To test their theory, the team converted the files into DNA code, and then emailed it to Agilent. Agilent made the physical strands of DNA and mailed back a small test tube to the scientists, filled with a speck of DNA that encoded all the information they sent.
Goldman and Birney mixed this into a solution and ran it through a gene sequencing machine to make sure the DNA stored the information correctly. This allowed them to read the complete files again. The Associated Press reports that the "reading" of the information took a little over two weeks, but the team says technological advances are driving that time down.
The European science team is not the first to encode DNA. In 2012, a Harvard University research team published a paper in Science describing their own method of DNA storage, in which George Church encoded a copy of his book "Regenesis," 11 images and a computer program in DNA.
Goldman says the difference in the new study is in error correction. The method has built in measures that adjust for possible errors in translation.
For example, Goldman's method does not allow for identical letters of DNA to be adjacent. In other words, there would be no instances of "AA" or "GG" in the final code. This kind of repetition could cause errors, Birney says. The method also encodes the information multiple times, in multiple ways — including recording it twice backwards, just in case something goes wrong with one copy.
DNA storage devices have the advantage of being light and small.
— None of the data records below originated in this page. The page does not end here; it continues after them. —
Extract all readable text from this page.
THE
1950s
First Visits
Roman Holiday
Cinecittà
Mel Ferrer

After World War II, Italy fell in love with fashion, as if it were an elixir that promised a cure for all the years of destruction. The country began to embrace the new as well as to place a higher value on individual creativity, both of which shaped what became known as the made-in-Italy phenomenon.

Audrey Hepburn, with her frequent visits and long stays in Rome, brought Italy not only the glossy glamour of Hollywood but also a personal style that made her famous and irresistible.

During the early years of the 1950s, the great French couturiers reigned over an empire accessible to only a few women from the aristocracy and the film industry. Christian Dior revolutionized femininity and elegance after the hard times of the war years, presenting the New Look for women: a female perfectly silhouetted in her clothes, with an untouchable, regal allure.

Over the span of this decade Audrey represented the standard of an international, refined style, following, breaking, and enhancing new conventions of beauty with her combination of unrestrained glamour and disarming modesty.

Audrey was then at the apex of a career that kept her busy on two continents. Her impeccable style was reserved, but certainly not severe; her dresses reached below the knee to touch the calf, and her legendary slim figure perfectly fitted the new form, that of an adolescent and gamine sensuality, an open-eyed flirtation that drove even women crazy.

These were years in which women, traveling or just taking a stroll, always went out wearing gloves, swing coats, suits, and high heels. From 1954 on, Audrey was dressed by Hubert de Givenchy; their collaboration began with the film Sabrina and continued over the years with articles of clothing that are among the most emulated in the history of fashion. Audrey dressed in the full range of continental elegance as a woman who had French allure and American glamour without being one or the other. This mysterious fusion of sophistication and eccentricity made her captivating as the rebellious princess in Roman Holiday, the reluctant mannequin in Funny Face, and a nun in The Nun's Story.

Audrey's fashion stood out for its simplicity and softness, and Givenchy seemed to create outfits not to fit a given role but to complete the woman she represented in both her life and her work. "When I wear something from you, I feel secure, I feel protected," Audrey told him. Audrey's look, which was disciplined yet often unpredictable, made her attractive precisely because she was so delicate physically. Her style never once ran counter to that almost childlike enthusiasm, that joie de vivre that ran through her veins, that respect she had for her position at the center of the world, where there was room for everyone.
Just one of Shakespeare's sonnets would fit in 0.3 pictograms of DNA. A small test tube holds approximately a petabyte of data — that is a billion megabytes - in a space about as small as the space between the top two joints on your little finger.
“A gram of DNA would hold the same information as a bit over a million compact discs,” Goldman said. “Your storage options are: one thing a bit smaller than your little finger, or a million CDs.”
Goldman was asked if the DNA could pose any danger to health. He responded, "The DNA we've created can't be incorporated accidentally into a genome, it uses a completely different code to that used by the cells of living bodies. If you did end up with any of this DNA inside you it would just be degraded and disposed of."
Church says search engine companies and storage media manufacturers have approached him since the publication of his paper in Science. They are interested in learning more about the technology and the possibly of developing it for commercial viability.
"I thought this was really refreshing that they were willing to think out of the box even though this could conceivably be disruptive to their industry," he said.
With the twin advantages of small size and long endurance, this method of DNA storage could be used to propagate information about our current lives thousands of years into the future. That is, assuming our descendants in the year 4013 understand the language as we speak and write it currently.